Q A question for President Bush. President, you came to Europe with a very constructive speech. And, indeed, you said very few things the Europeans couldn't agree with. But actions speak louder, so do you actually commit to taking more into account the European position on international matters? And do you actually commit to, for instance, prevent from launching action, strikes against a sovereign member state, state like Iran, without a mandate from the United Nations Security Council?
PRESIDENT BUSH: You know, look, let me talk about Iran; that's a place where I'm getting good advice from European partners. After all, Great Britain, Germany and France are negotiating with the Ayatollahs to achieve a common objective, something that we all want, and that is for them not to have a nuclear weapon. It's in our interests for them not to have a nuclear weapon.
It's also in our interests for them not to continue funding terrorist organizations like Hezbollah, which has the desire to stop the Middle East peace process from going forward.
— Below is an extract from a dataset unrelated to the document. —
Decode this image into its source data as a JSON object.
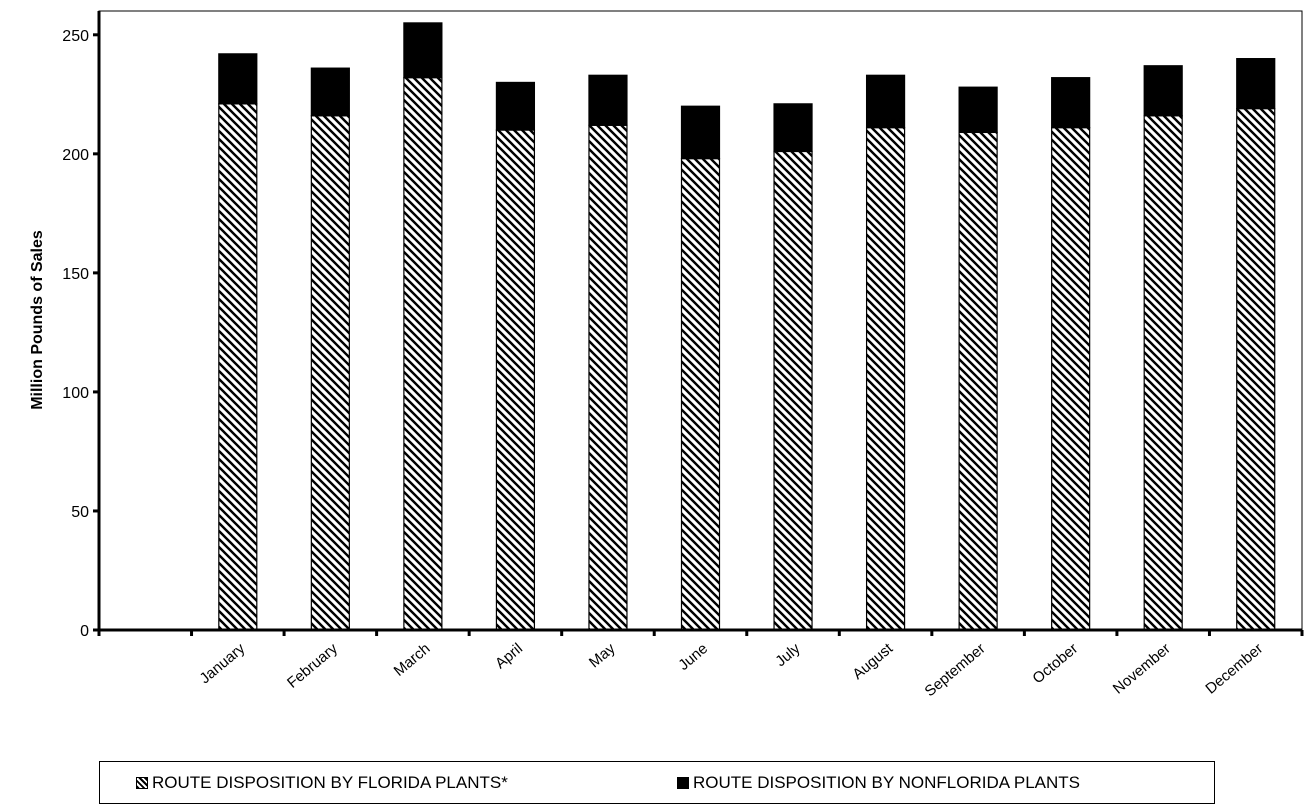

And so these are great interlocutors on behalf of the position we share. So there's an example of concrete action.
I'm also looking forward to working with our European partners on the Middle Eastern peace process. Tony Blair is hosting a very important meeting in London, and that is a meeting at which President Abbas will hear that the United States and the EU is desirous of helping this good man set up a democracy in the Palestinian territories, so that Israel will have a democratic partner in peace.
I laid out a vision, the first U.S. President to do so, which said that our vision is two states, Israel and Palestine, living side-by-side in peace. That is the goal. And I look forward to working concretely with our European friends and allies to achieve that goal.
And finally, this notion that the United States is getting ready to attack Iran is simply ridiculous. And having said that, all options are on the table. (Laughter.)
Q Mr. President, I wanted to follow up on Plante's question, if I could. I wanted to follow up on --
PRESIDENT BUSH: Is this a question on Russia?
PRESIDENT BUSH: This is a question on Russia?
Q Yes, sir.
PRESIDENT BUSH: Okay.
Q Do you believe, sir, that Russia is backsliding in its march toward democracy? What troubles you the most about that, and how is that going to shape your conversation with President Putin two days from now?
PRESIDENT BUSH: I like a country with a free press -- an independent, free press. And there has been some moves where the Russian government, I guess for better use of the word, didn't license certain members of the press. I think it's very important that President Putin hear not only from me in a private way, which he will, but also hear some of the concerns I heard around the table today. There were some concerns from the Baltic nations. And I look forward to carrying their message that it's very important for President Putin to make very clear why he's made some of the decisions he's made, and as well as respect his neighbors.
And I'm confident that can be done in a cordial way. It's important for us to keep a constructive relationship with Russia. We've got a lot to do together. We've got a lot of common projects that will make people more secure around the world, one of which is to make sure that nuclear stockpiles are safeguarded. I look forward to talking to him about that. But I also will remind him that the United States believes strongly in democratic values.
PRESIDENT JUNCKER: That was it. Thank you.